Well, what did you think the chances are that I--a mere simulation--would
have an original thought! The simulation, after all, is in a loop--the
eternal reoccurence of the same event.

  If the actual history of our descendants
> included many people who believed that they were living in a simulation,
> then it could be all right if a similar number of people in a simulated
> believe this. It might in fact be a problem if too few people so
I agree. But your argument needs more than the possibility that this is
correct. It all depends on the motivations of the experimenters. If the
experimenters want to see what happens in worlds where the "victims" are not
aware of the simulation then, we ought to act as if we are not in a
simulation. (Given that we believe that they snuff out simulations that
become self-conscious of their plight). On the other hand, if the
experimenters want to look at what happens when creatures become aware of
the fact that they are mere simulations then, perhaps your advice is
correct. I am not sure the evidence at this point can adjudicate between
these hypotheses.
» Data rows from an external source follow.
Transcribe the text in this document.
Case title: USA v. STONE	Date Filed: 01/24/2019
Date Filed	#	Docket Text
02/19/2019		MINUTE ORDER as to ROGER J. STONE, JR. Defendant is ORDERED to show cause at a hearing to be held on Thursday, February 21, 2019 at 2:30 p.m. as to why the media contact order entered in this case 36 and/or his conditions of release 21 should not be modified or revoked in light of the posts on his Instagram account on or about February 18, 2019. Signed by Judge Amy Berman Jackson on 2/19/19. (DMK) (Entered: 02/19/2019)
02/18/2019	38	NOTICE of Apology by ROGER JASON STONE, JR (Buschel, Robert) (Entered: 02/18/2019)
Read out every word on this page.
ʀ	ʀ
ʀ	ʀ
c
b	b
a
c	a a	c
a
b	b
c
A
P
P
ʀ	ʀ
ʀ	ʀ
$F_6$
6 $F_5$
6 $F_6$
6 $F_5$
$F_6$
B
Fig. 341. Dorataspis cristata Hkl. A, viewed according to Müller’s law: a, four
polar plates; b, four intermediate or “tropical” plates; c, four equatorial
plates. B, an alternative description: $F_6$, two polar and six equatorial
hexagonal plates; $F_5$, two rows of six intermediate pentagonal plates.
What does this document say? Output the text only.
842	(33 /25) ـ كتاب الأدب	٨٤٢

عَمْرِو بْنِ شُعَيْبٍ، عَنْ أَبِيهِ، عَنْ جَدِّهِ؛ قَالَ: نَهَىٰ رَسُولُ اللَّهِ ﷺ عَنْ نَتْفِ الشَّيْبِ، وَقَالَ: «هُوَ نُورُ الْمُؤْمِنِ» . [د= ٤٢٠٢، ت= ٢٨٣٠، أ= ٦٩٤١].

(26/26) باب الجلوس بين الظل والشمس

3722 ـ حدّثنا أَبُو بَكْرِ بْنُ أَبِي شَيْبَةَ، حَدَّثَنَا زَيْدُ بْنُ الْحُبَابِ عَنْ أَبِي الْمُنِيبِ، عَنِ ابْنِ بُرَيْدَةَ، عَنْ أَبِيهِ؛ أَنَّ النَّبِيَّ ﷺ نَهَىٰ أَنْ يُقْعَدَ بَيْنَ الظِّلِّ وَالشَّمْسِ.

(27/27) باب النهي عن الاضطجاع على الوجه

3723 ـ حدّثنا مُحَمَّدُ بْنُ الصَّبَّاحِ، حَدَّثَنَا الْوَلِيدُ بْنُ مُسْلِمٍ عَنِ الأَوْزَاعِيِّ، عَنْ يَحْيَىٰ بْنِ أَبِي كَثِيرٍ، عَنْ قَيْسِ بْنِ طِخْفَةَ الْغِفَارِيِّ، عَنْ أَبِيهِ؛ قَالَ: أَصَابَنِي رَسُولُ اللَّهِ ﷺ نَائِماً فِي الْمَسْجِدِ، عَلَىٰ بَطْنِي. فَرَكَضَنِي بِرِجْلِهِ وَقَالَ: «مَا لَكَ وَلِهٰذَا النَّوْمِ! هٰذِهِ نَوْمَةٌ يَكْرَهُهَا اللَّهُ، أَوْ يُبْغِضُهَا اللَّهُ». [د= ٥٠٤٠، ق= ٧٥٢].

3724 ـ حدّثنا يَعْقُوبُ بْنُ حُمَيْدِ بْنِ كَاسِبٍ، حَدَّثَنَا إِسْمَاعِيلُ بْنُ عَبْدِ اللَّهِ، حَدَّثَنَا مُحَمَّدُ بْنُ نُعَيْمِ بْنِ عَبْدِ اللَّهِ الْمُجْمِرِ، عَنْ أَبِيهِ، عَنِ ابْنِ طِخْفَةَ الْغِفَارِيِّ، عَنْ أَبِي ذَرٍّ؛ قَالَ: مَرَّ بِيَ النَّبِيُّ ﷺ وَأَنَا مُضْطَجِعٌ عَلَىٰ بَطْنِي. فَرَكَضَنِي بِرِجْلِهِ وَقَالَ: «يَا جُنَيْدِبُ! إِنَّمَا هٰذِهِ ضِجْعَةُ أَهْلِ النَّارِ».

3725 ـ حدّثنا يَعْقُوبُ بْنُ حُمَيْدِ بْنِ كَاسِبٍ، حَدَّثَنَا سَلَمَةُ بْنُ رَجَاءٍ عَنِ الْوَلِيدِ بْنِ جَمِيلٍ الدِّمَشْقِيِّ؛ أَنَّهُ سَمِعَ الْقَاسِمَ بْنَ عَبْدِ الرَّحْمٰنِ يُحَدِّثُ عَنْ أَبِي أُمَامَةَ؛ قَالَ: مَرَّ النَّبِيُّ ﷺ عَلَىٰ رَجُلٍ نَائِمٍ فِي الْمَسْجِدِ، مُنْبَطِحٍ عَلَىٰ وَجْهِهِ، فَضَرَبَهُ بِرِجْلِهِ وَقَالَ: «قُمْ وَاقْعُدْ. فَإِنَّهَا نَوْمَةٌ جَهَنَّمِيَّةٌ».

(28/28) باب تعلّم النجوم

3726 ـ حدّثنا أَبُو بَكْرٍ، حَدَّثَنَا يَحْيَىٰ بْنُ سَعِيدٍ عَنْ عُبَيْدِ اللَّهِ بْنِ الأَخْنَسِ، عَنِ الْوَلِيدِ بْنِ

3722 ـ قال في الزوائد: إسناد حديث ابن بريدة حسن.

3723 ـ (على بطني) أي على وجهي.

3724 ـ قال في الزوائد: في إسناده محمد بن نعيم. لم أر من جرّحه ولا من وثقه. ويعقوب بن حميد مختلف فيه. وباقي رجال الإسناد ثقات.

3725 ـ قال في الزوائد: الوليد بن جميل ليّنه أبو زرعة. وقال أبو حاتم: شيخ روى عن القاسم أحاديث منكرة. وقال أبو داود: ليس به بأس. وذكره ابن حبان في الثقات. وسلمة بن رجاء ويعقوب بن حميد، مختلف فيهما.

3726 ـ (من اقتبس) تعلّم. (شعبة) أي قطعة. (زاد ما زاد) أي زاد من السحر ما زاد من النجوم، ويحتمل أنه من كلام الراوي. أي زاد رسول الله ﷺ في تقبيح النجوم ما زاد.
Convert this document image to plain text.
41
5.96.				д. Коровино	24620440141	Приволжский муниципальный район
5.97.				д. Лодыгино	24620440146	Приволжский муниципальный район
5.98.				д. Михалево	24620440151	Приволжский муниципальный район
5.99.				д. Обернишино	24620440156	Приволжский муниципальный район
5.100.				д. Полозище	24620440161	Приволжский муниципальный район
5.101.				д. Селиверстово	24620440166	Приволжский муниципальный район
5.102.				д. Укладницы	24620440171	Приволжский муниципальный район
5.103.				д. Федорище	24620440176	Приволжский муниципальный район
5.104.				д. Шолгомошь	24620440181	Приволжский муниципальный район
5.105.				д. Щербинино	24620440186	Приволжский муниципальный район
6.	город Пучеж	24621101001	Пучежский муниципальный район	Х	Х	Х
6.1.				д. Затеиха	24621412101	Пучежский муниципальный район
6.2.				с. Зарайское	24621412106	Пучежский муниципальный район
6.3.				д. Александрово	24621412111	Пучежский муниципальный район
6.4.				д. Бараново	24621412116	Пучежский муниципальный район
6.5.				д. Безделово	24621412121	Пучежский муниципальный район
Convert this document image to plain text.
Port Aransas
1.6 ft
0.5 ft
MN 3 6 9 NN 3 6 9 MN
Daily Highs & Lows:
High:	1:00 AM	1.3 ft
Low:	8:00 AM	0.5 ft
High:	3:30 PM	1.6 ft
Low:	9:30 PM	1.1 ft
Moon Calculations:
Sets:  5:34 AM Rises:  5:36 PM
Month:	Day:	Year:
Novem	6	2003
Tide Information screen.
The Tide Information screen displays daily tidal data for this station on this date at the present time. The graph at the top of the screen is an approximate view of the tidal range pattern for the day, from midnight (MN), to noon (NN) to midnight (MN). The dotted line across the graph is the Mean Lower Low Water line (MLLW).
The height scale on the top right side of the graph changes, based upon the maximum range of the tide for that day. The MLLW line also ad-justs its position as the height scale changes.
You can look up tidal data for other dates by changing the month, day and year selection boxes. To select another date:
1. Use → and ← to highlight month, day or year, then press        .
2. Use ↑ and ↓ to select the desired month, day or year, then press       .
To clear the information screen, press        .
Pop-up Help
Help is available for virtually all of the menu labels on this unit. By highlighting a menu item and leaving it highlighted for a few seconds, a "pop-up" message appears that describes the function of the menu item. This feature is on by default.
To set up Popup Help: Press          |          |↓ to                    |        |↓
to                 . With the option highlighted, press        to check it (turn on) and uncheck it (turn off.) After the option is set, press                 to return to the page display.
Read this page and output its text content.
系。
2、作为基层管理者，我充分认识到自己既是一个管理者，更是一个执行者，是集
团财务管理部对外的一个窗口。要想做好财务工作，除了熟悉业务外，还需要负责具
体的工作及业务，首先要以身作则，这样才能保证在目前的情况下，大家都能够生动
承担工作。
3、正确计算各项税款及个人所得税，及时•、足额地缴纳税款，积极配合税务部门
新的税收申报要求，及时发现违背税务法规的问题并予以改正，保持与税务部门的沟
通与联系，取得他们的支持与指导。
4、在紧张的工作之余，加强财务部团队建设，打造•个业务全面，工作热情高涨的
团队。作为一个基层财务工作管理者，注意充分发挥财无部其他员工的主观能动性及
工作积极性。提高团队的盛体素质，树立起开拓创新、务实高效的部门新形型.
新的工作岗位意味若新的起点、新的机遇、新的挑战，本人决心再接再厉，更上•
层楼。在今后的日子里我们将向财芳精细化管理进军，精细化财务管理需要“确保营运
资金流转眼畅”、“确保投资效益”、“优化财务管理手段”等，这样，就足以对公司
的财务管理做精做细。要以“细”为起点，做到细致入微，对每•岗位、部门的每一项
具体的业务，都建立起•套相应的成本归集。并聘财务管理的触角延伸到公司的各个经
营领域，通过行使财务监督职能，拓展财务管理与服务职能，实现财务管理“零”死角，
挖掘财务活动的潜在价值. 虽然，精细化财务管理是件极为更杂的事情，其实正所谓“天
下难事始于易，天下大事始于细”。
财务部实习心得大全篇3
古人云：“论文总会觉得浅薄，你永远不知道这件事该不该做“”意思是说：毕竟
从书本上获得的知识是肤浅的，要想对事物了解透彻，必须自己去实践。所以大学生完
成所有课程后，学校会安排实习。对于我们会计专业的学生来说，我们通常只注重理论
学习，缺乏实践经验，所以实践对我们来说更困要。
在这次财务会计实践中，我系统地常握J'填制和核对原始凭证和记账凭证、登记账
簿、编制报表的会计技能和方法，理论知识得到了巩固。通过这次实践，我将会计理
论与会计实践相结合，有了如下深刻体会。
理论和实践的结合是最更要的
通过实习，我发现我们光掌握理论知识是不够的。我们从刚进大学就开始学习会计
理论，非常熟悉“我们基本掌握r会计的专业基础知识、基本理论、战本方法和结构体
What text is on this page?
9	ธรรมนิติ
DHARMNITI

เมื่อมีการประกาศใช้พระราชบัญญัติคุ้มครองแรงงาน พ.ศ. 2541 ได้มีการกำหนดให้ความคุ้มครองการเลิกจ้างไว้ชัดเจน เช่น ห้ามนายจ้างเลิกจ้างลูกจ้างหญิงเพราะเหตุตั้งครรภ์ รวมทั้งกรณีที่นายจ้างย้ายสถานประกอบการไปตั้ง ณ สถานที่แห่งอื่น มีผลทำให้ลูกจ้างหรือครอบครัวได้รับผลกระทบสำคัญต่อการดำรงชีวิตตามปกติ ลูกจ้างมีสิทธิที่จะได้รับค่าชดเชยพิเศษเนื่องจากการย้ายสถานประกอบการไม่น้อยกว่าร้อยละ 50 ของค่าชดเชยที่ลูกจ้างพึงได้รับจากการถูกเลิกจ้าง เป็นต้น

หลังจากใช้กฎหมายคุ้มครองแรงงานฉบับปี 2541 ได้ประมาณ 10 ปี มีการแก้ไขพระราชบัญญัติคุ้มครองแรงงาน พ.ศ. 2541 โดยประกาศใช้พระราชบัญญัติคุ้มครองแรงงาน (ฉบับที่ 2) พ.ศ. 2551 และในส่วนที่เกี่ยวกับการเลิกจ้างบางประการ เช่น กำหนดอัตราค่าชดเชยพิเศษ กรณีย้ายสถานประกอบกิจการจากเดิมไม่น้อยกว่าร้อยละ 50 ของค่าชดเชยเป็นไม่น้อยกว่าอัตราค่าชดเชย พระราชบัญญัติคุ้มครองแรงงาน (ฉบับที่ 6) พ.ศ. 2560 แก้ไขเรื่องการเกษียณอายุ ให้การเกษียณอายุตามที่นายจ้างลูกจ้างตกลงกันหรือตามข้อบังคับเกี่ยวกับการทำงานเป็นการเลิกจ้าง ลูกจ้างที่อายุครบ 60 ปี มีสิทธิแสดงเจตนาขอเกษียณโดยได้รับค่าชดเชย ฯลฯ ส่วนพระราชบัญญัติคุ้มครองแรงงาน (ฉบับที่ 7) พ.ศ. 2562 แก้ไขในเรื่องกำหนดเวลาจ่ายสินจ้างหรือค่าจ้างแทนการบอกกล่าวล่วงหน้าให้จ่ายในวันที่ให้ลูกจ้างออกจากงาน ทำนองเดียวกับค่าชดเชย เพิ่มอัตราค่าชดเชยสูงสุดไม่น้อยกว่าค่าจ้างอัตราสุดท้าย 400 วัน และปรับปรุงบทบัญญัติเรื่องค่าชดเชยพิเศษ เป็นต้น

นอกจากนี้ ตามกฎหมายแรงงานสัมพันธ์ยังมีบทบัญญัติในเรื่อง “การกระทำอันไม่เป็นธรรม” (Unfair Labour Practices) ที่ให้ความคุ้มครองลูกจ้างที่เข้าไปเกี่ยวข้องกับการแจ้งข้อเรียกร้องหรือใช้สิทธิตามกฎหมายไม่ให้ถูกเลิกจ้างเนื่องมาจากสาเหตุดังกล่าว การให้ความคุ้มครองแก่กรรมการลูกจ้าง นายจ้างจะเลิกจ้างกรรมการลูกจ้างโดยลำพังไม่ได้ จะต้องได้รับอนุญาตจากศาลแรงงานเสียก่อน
We can imagine evidence that might make your proposed
course of action more rational, e.g., suppose the stars in the night sky
were rearranged in a pattern that said 'this world is only a simulation'. I
think in this case I might be more inclined to take your advice about how to
live in a simulation.

> If if our nearer descendants are not complete fools, many of them will
> seriously entertain this idea. Nick is right that "the naive
> dogma that we or our descendants will become posthumans who'll run
> simulations is false."
Again, it depends on the motivations of the experimenters. If the point of
the simulation is to see what happens if you create a world in which all
probability assignments are screwed up because everyone in the simulation
has a screwed up sense of probabilty, then Nick might be wrong. (Because of
course he is one of the victims). Or worse, suppose the point of the
simulation is to see what the world looks like if all the participants are
given a faulty logic as part of their reasoning processes. They might
operate in the world of the dialethics who believe there are true
contradictions. They slap their knees (and don't slap their knees) everytime
someone invokes the principle of contradiction. If our world is a simulation
then I am not sure there is anything that we can be sure about with respect
to our beliefs or actions. Virtually yours, Mark.